Despite all this, I was supporting moving ahead until recently when the estimated costs doubled and the assumed revenues started to evaporate. The financial burden of the project was shifting to the taxpayer, and exponentially increasing and crowding out every other critical city priority, from hiring cops and firefighters to paving streets, housing homeless folks and rebuilding the Palisades.

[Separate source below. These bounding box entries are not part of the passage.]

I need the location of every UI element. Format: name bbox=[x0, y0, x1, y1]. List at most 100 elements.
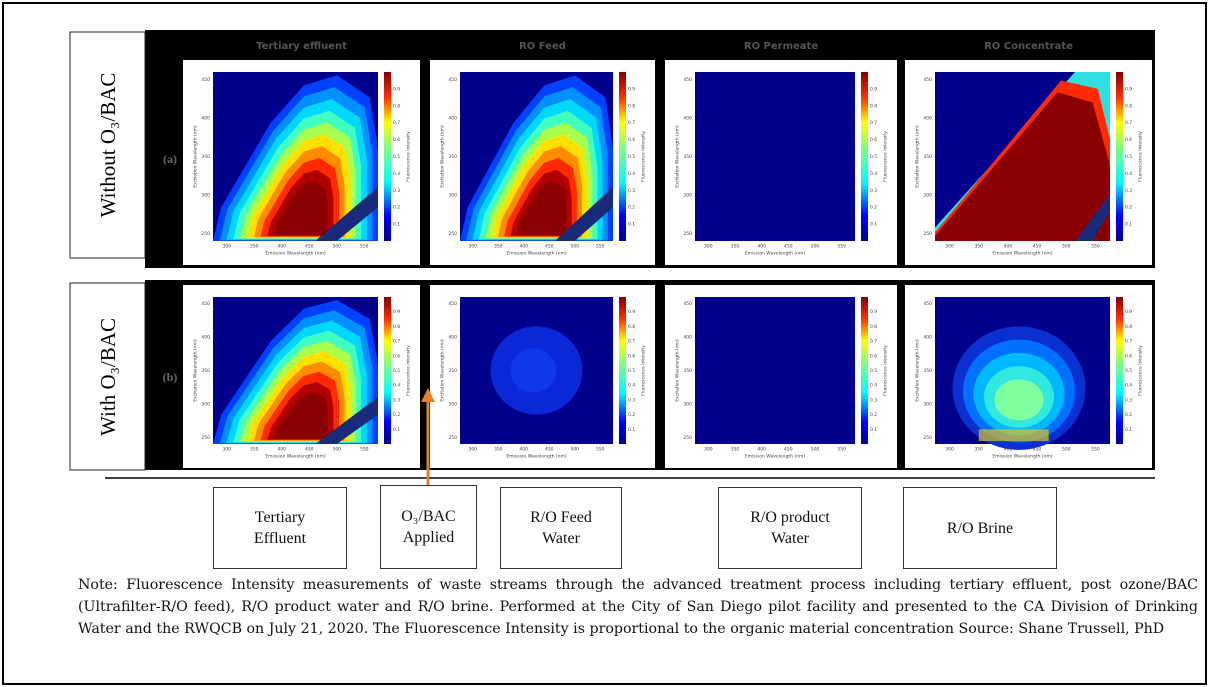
x-tick-label: 450 bbox=[784, 447, 793, 453]
colorbar-tick-label: 0.5 bbox=[1125, 154, 1132, 160]
y-tick-label: 250 bbox=[923, 435, 932, 441]
y-tick-label: 450 bbox=[201, 77, 210, 83]
colorbar bbox=[1116, 297, 1123, 444]
eem-plot: 0.1 0.2 0.3 0.4 0.5 0.6 0.7 0.8 0.9 Fluorescence … bbox=[905, 285, 1152, 468]
panel-title: Tertiary effluent bbox=[256, 41, 347, 52]
colorbar-tick-label: 0.5 bbox=[628, 368, 635, 374]
x-tick-label: 400 bbox=[1004, 447, 1013, 453]
x-tick-label: 500 bbox=[570, 447, 579, 453]
eem-plot: 0.1 0.2 0.3 0.4 0.5 0.6 0.7 0.8 0.9 Fluorescence … bbox=[905, 60, 1152, 265]
row-label-box bbox=[69, 282, 146, 471]
colorbar-tick-label: 0.5 bbox=[393, 368, 400, 374]
colorbar bbox=[619, 72, 626, 241]
colorbar bbox=[384, 72, 391, 241]
colorbar-tick-label: 0.2 bbox=[1125, 412, 1132, 418]
row-label-box bbox=[69, 31, 146, 259]
x-tick-label: 300 bbox=[468, 447, 477, 453]
colorbar bbox=[1116, 72, 1123, 241]
colorbar-tick-label: 0.6 bbox=[393, 137, 400, 143]
y-tick-label: 350 bbox=[923, 368, 932, 374]
y-tick-label: 300 bbox=[683, 192, 692, 198]
y-tick-label: 300 bbox=[923, 192, 932, 198]
y-tick-label: 400 bbox=[448, 116, 457, 122]
y-axis-label: Excitation Wavelength (nm) bbox=[193, 125, 199, 188]
y-tick-label: 400 bbox=[448, 335, 457, 341]
x-tick-label: 400 bbox=[757, 447, 766, 453]
colorbar-tick-label: 0.1 bbox=[1125, 222, 1132, 228]
y-axis-label: Excitation Wavelength (nm) bbox=[915, 339, 921, 402]
x-tick-label: 450 bbox=[545, 447, 554, 453]
x-tick-label: 300 bbox=[222, 244, 231, 250]
contour-level bbox=[510, 348, 557, 393]
x-axis-label: Emission Wavelength (nm) bbox=[506, 454, 567, 460]
x-axis-label: Emission Wavelength (nm) bbox=[506, 251, 567, 257]
colorbar bbox=[619, 297, 626, 444]
eem-plot: 0.1 0.2 0.3 0.4 0.5 0.6 0.7 0.8 0.9 Fluorescence … bbox=[665, 285, 897, 468]
y-tick-label: 250 bbox=[923, 231, 932, 237]
contour-level bbox=[274, 392, 328, 440]
colorbar-label: Fluorescence Intensity bbox=[406, 345, 412, 396]
x-axis-label: Emission Wavelength (nm) bbox=[265, 251, 326, 257]
eem-plot: 0.1 0.2 0.3 0.4 0.5 0.6 0.7 0.8 0.9 Fluorescence … bbox=[183, 285, 420, 468]
plot-area bbox=[695, 297, 855, 444]
colorbar-tick-label: 0.1 bbox=[393, 427, 400, 433]
arrow-head bbox=[421, 388, 435, 402]
y-tick-label: 250 bbox=[683, 435, 692, 441]
y-tick-label: 300 bbox=[448, 192, 457, 198]
x-tick-label: 500 bbox=[811, 447, 820, 453]
y-axis-label: Excitation Wavelength (nm) bbox=[675, 339, 681, 402]
x-tick-label: 350 bbox=[494, 244, 503, 250]
x-tick-label: 400 bbox=[519, 244, 528, 250]
colorbar-tick-label: 0.8 bbox=[628, 324, 635, 330]
y-tick-label: 450 bbox=[683, 301, 692, 307]
colorbar-tick-label: 0.6 bbox=[870, 353, 877, 359]
y-tick-label: 250 bbox=[201, 435, 210, 441]
colorbar-tick-label: 0.3 bbox=[628, 188, 635, 194]
colorbar-tick-label: 0.3 bbox=[1125, 397, 1132, 403]
eem-plot: 0.1 0.2 0.3 0.4 0.5 0.6 0.7 0.8 0.9 Fluorescence … bbox=[430, 60, 655, 265]
x-tick-label: 350 bbox=[731, 244, 740, 250]
colorbar-tick-label: 0.3 bbox=[393, 397, 400, 403]
panel-title: RO Concentrate bbox=[984, 41, 1073, 52]
scatter-band bbox=[554, 186, 613, 241]
colorbar-tick-label: 0.7 bbox=[870, 120, 877, 126]
colorbar-tick-label: 0.2 bbox=[628, 412, 635, 418]
contour-level bbox=[935, 92, 1110, 241]
panel-title: RO Feed bbox=[519, 41, 566, 52]
y-axis-label: Excitation Wavelength (nm) bbox=[440, 125, 446, 188]
colorbar-tick-label: 0.1 bbox=[628, 222, 635, 228]
colorbar-tick-label: 0.8 bbox=[1125, 103, 1132, 109]
y-tick-label: 400 bbox=[683, 116, 692, 122]
colorbar-tick-label: 0.1 bbox=[870, 222, 877, 228]
x-tick-label: 500 bbox=[332, 244, 341, 250]
x-tick-label: 400 bbox=[519, 447, 528, 453]
colorbar-tick-label: 0.9 bbox=[870, 86, 877, 92]
x-tick-label: 300 bbox=[468, 244, 477, 250]
y-tick-label: 350 bbox=[201, 154, 210, 160]
colorbar-tick-label: 0.4 bbox=[1125, 383, 1132, 389]
stage-label: R/O Feed Water bbox=[500, 487, 622, 569]
y-tick-label: 300 bbox=[201, 401, 210, 407]
plot-area bbox=[695, 72, 855, 241]
x-tick-label: 450 bbox=[1033, 447, 1042, 453]
x-axis-label: Emission Wavelength (nm) bbox=[265, 454, 326, 460]
colorbar-label: Fluorescence Intensity bbox=[1138, 131, 1144, 182]
x-tick-label: 500 bbox=[811, 244, 820, 250]
y-tick-label: 300 bbox=[683, 401, 692, 407]
y-tick-label: 350 bbox=[201, 368, 210, 374]
contour-level bbox=[274, 181, 328, 236]
eem-plot: 0.1 0.2 0.3 0.4 0.5 0.6 0.7 0.8 0.9 Fluorescence … bbox=[665, 60, 897, 265]
colorbar-tick-label: 0.6 bbox=[393, 353, 400, 359]
colorbar-tick-label: 0.5 bbox=[393, 154, 400, 160]
contour-level bbox=[994, 379, 1044, 421]
y-tick-label: 350 bbox=[448, 368, 457, 374]
colorbar-label: Fluorescence Intensity bbox=[1138, 345, 1144, 396]
colorbar-tick-label: 0.6 bbox=[870, 137, 877, 143]
x-axis-label: Emission Wavelength (nm) bbox=[992, 454, 1053, 460]
x-axis-label: Emission Wavelength (nm) bbox=[745, 454, 806, 460]
y-tick-label: 450 bbox=[201, 301, 210, 307]
colorbar-tick-label: 0.5 bbox=[628, 154, 635, 160]
x-tick-label: 450 bbox=[545, 244, 554, 250]
y-tick-label: 250 bbox=[448, 231, 457, 237]
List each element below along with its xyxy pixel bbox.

The project relied heavily on assumed revenues from freeway facing giant digital advertising. However, the City’s ability to include them hinges on a State approval that is far from guaranteed. Without the freeway billboards, the City general fund must make up the difference. The project includes a large park/open space where people can gather. Because the project was costing too much, the park was eliminated from the proposed budget. However, the park is still a necessary element, so eliminating its costs didn’t actually lower the budget, it just hid that cost by assuming that the City would pay for the park from a different pocket. There are many more examples of ballooning costs.
The project’s debt will cost city taxpayers over $100 million a year (at a minimum) for the next 30 years. Just a few months ago, the Budget Committee faced the worst City budget since the Great Recession. With a billion dollar deficit, we were forced to cut critical services like street resurfacing, sidewalk repair, tree trimming, on and on. Even in the aftermath of the Palisades Fire, we were unable to provide significantly more firefighters or fire apparatus. If at that time I proposed spending $100 million for 30 years on anything, I would have been laughed out of the room. Since then, the City’s finances have gotten worse and the Trump administration’s actions will likely make things bleaker. All of the City’s projected revenue growth for the next decade or more will be eaten up by this project, with nothing left for restoration of City services. Yet a majority of the Council voted to move forward with the project.
The worst part is that the costs are not controlled and will increase further. Though the developer has to take on certain cost increases, any expense that comes from the City’s inability to meet the already unrealistic permitting and other deadlines becomes the City’s responsibility/cost burden. If phase 1 is not completed before the Center is needed for the Olympics in 2028 those costs would be catastrophic because it would mean having to move events out of the convention center. The City is also responsible for cost increases caused by ‘force majeure’ — like City declared emergencies which have become regular occurrences.
The project assumes unrealistic deadlines for understaffed City departments. For example, certain major work by DWP that normally takes 18 months must be completed in 6 months – ⅔ faster than usual. If it isn’t, the City is on the hook for those cost overruns. During the hearing the DWP did not exude confidence, though it might be possible if resources were redirected from other priorities such as the Palisades rebuilding and every other major project throughout the City. This would take a tremendous toll on the City — financially and otherwise.
While we all desperately want a new convention center, it cannot be at any or all costs. Just talking about the benefits of a convention center without weighing the risks and the costs is irresponsible. At this point, these risks and costs far outweigh the benefits.
I will take no pleasure in saying I told you so as the costs balloon even further over the next few years. I hope I’m wrong.